Zu verstehen ist von der Vernehmung nichts. Nur wenn der Champ die Stimme hebt, dringt diese bis auf den Flur hinaus. Ihr Tonfall ist klagend, was genau der Champ sagen will, kann selbst Albin nicht heraushören. Der Champ hat nun einmal seine eigene Sprache, und selbst wenn er sie für fremde Ohren wenigstens ansatzweise ins Hochdeutsche modulieren könnte: Länger zurückliegende Handlungsabläufe darzustellen, das ist erst recht nicht seine Sache, da fängt er an zu stammeln, aus Hilflosigkeit eigentlich, aber wer außer Albin weiß das schon.
Wenn der Champ sich zu Unrecht beschuldigt fühlt, versucht er zunächst, seine Formulierungsschwäche mit Lautstärke zu überspielen.
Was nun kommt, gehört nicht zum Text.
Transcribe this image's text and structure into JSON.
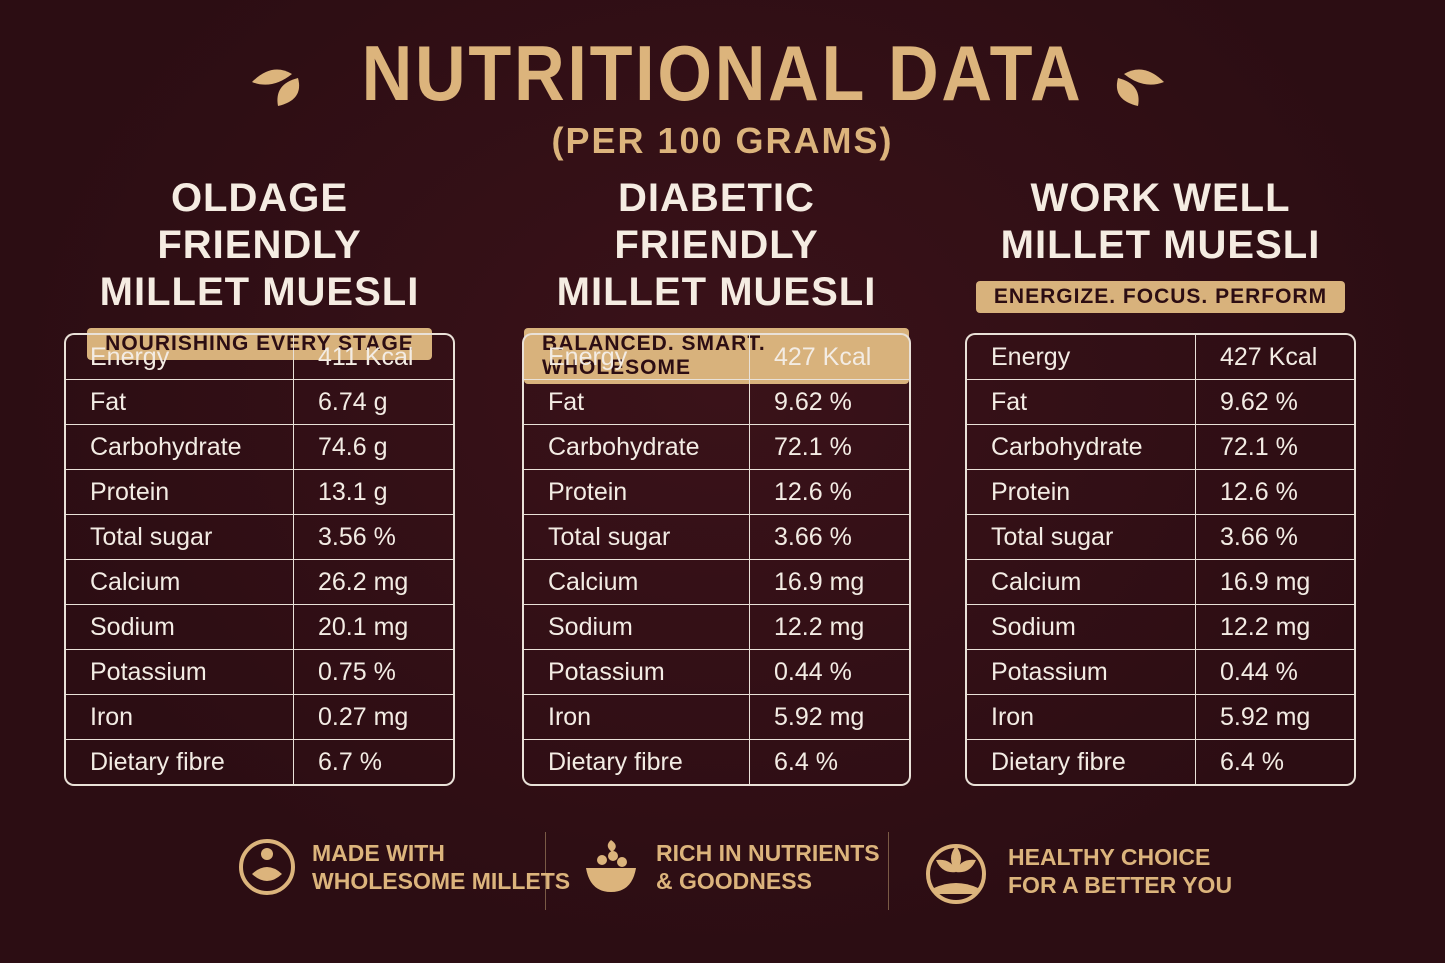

Irgendwann fängt er an zu schreien, und wenn er dann weiter genötigt wird, auszudrücken, was er nicht auszudrücken vermag, kann er bald nicht mehr, dann muss er körperlich reagieren. Zunächst wirft er etwas an die Wand oder tritt gegen einen Stuhl, und wenn er dann immer noch nicht in Ruhe gelassen wird, schlägt er zu. Nicht, weil er übermäßig aggressiv ist, sondern weil er verzweifelt ist, weil es schlussendlich seine Art ist, sich auszudrücken, sein letztes Mittel der Kommunikation.
Doch das weiß wirklich niemand außer Albin. Schon gar nicht der rothaarige Polizist, für den mit jeder Frage, die den Champ rhetorisch überfordert, ein Schlag ins Gesicht näher rückt.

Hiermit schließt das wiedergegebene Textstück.